Which brings us to the great danger of this process. It's become glaringly obvious over recent years that the popular press in most countries has abandoned the old ideal of journalism and has cynically embraced this feedback loop of heuristic reasoning. People buy newspapers these days not so much to read news, but to have their own views recycled back to them clad in the pscyhologically imposing (qua 'authoritative') form of the printed word. It's symbiotic: they like the reinforcement of their own personal paradigms, and the papers employ people who share the paradigm so that they can write copy that the readers will like. The way that I'm describing it makes it sound very transparent, but it's not - there are several layers of bluff and counter-bluff going on there to ensure the suspension of disbelief, most of them to do with the 'personality' attributed to the outlet's editorial line. 'Edginess' or being 'hard-hitting' or being 'salt of the earth' are some of the more obvious traits cultivated to maintain that underlying suspension of disbelief.

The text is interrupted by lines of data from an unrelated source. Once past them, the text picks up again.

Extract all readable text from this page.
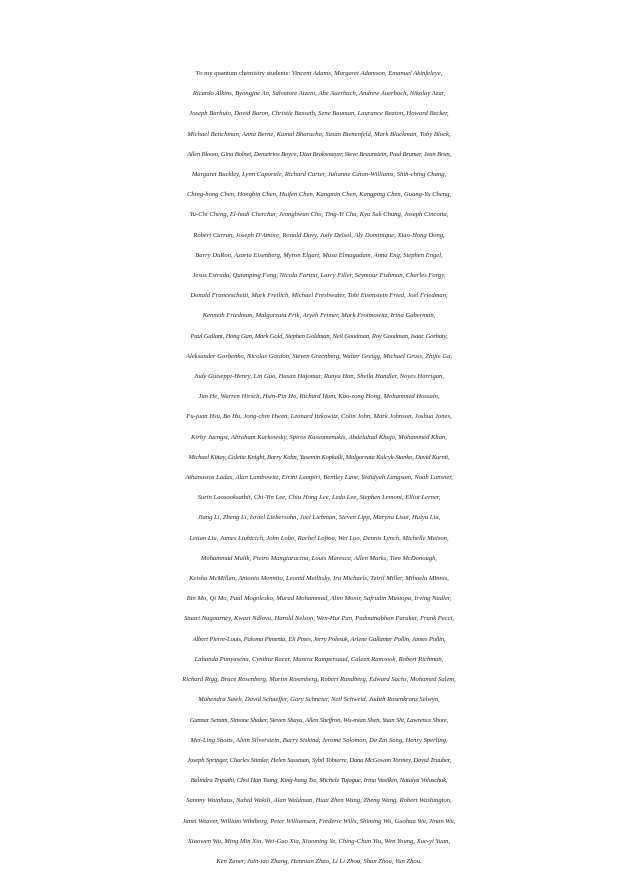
To my quantum chemistry students: Vincent Adams, Margaret Adamson, Emanuel Akinfeleye,
Ricardo Alkins, Byongjae An, Salvatore Atzeni, Abe Auerbach, Andrew Auerbach, Nikolay Azar,
Joseph Barbuto, David Baron, Christie Basseth, Sene Bauman, Laurance Beaton, Howard Becker,
Michael Beitchman, Anna Berne, Kamal Bharucha, Susan Bienenfeld, Mark Blackman, Toby Block,
Allen Bloom, Gina Bolnet, Demetrios Boyce, Diza Braksmayer, Steve Braunstein, Paul Brumer, Jean Brun,
Margaret Buckley, Lynn Caporale, Richard Carter, Julianne Caton-Williams, Shih-ching Chang,
Ching-hong Chen, Hongbin Chen, Huifen Chen, Kangmin Chen, Kangping Chen, Guang-Yu Cheng,
Yu-Chi Cheng, El-hadi Cherchar, Jeonghwan Cho, Ting-Yi Chu, Kyu Suk Chung, Joseph Cincotta,
Robert Curran, Joseph D'Amore, Ronald Davy, Jody Delsol, Aly Dominique, Xiao-Hong Dong,
Barry DuRon, Azaria Eisenberg, Myron Elgart, Musa Elmagadam, Anna Eng, Stephen Engel,
Jesus Estrada, Quianping Fang, Nicola Farina, Larry Filler, Seymour Fishman, Charles Forgy,
Donald Franceschetti, Mark Freilich, Michael Freshwater, Tobi Eisenstein Fried, Joel Friedman,
Kenneth Friedman, Malgorzata Frik, Aryeh Frimer, Mark Froimowitz, Irina Gaberman,
Paul Gallant, Hong Gan, Mark Gold, Stephen Goldman, Neil Goodman, Roy Goodman, Isaac Gorbaty,
Aleksander Gorbenko, Nicolas Gordon, Steven Greenberg, Walter Greigg, Michael Gross, Zhijie Gu,
Judy Guiseppi-Henry, Lin Guo, Hasan Hajomar, Runyu Han, Sheila Handler, Noyes Harrigan,
Jun He, Warren Hirsch, Hsin-Pin Ho, Richard Hom, Kuo-zong Hong, Mohammed Hossain,
Fu-juan Hsu, Bo Hu, Jong-chin Hwan, Leonard Itzkowitz, Colin John, Mark Johnson, Joshua Jones,
Kirby Juengst, Abraham Karkowsky, Spiros Kassomenakis, Abdelahad Khajo, Mohammed Khan,
Michael Kittay, Colette Knight, Barry Kohn, Yasemin Kopkalli, Malgorzata Kulcyk-Stanko, David Kurnit,
Athanasios Ladas, Alan Lambowitz, Eirini Lampiri, Bentley Lane, Yedidyah Langsam, Noah Lansner,
Surin Laosooksathit, Chi-Yin Lee, Chiu Hong Lee, Leda Lee, Stephen Lemont, Elliot Lerner,
Jiang Li, Zheng Li, Israel Liebersohn, Joel Liebman, Steven Lipp, Maryna Lisai, Huiyu Liu,
Letian Liu, James Liubicich, John Lobo, Rachel Loftoa, Wei Luo, Dennis Lynch, Michelle Maison,
Mohammad Malik, Pietro Mangiaracina, Louis Maresca, Allen Marks, Tom McDonough,
Keisha McMillan, Antonio Mennito, Leonid Metlitsky, Ira Michaels, Tziril Miller, Mihaela Minnis,
Bin Mo, Qi Mo, Paul Mogolesko, Murad Mohammad, Alim Monir, Safrudin Mustopa, Irving Nadler,
Stuart Nagourney, Kwazi Ndlovu, Harold Nelson, Wen-Hui Pan, Padmanabhan Parakat, Frank Pecci,
Albert Pierre-Louis, Paloma Pimenta, Eli Pines, Jerry Polesuk, Arlene Gallanter Pollin, James Pollin,
Lahanda Punyasena, Cynthia Racer, Munira Rampersaud, Caleen Ramsook, Robert Richman,
Richard Rigg, Bruce Rosenberg, Martin Rosenberg, Robert Rundberg, Edward Sachs, Mohamed Salem,
Mahendra Sawh, David Schaeffer, Gary Schneier, Neil Schweid, Judith Rosenkranz Selwyn,
Gunnar Senum, Simone Shaker, Steven Shaya, Allen Sheffron, Wu-mian Shen, Yuan Shi, Lawrence Shore,
Mei-Ling Shotts, Alvin Silverstein, Barry Siskind, Jerome Solomon, De Zai Song, Henry Sperling,
Joseph Springer, Charles Stimler, Helen Sussman, Sybil Tobierre, Dana McGowan Tormey, David Trauber,
Balindra Tripathi, Choi Han Tsang, King-hung Tse, Michele Tujague, Irina Vasilkin, Natalya Voluschuk,
Sammy Wainhaus, Nahid Wakili, Alan Waldman, Huai Zhen Wang, Zheng Wang, Robert Washington,
Janet Weaver, William Wihlborg, Peter Williamsen, Frederic Wills, Shiming Wo, Guohua Wu, Jinan Wu,
Xiaowen Wu, Ming Min Xia, Wei-Guo Xia, Xiaoming Ye, Ching-Chun Yiu, Wen Young, Xue-yi Yuan,
Ken Zaner, Juin-tao Zhang, Hannian Zhao, Li Li Zhou, Shan Zhou, Yun Zhou.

And it seems pretty obvious that exactly the same thing is going on in all analytical professions, whether it's political analysis, business analysis or financial analysis: most analysts end up producing analysis that looks remarkably like what their peers and competitors are producing (not least because they spend so much time looking at their peers' and competitors' analysis). And if they get it wrong, then just about everyone gets it wrong. They do this even if they know deep down that they're just telling people what they want to hear - just look at the tech bubble. And it's only in rare instances, like the tech bubble, that this symbiosis will break down and people will actually be taken to task for perpetuating the myth that we can see into the future.
It's a bit like the early priesthood, in a way. The people in the funny costumes who speak in a funny dialect full of arcanery are the people who don't have to go out into the fields to work, because they're the guardians of 'the knowledge'.
Anyway. The problem is: knowing this, what are we actually going to do? Should we give up prediction? Should we abandon analysis? No, actually, I don't think we should. There are two things that make me think that it is still worthwhile pushing on in this line of work. One of which is the fact that when people make decisions, most of the time, again, they will be relying on heuristics. Because heuristics are fuzzy, the best way to analyse them quickly is through fuzzy thinking. So when it comes to analysing decision-making, being imprecise isn't necessarily a flaw - so long as you recognise that the person you're analysing may be imprecise too
Which is what this comes down to, for me. There has to be an element of intellectual humility involved here, and a degree of empathy. It is possible to understand decision-makers so long as you recognise that their decisions may be driven by emotion as much as by rationality, and that they often get it wrong. Far too much political analysis assumes an incredibly high level of rationality, cohesion and purpose in decision-making, when what you're looking is really only marginally more organised than pure chaos. The thing is that it's tempting for analysts to perpetuate the impression of complexity because it maintains their position as the guardians of 'the knowledge' - which is precisely what conspiracy theorists try to do at the lunatic fringe of the practice - when actually the analysis would be better if it were that much simpler and that much more sincere.
The most important part of that would be admitting making mistakes without trying to wriggle out of it. Playing with counterfactuals can indeed increase our understanding of the world, and if they are proven wrong, we can learn even more from why. To err, after all, is human. Unfortunately, we're generally too damned proud to admit it when we do screw up.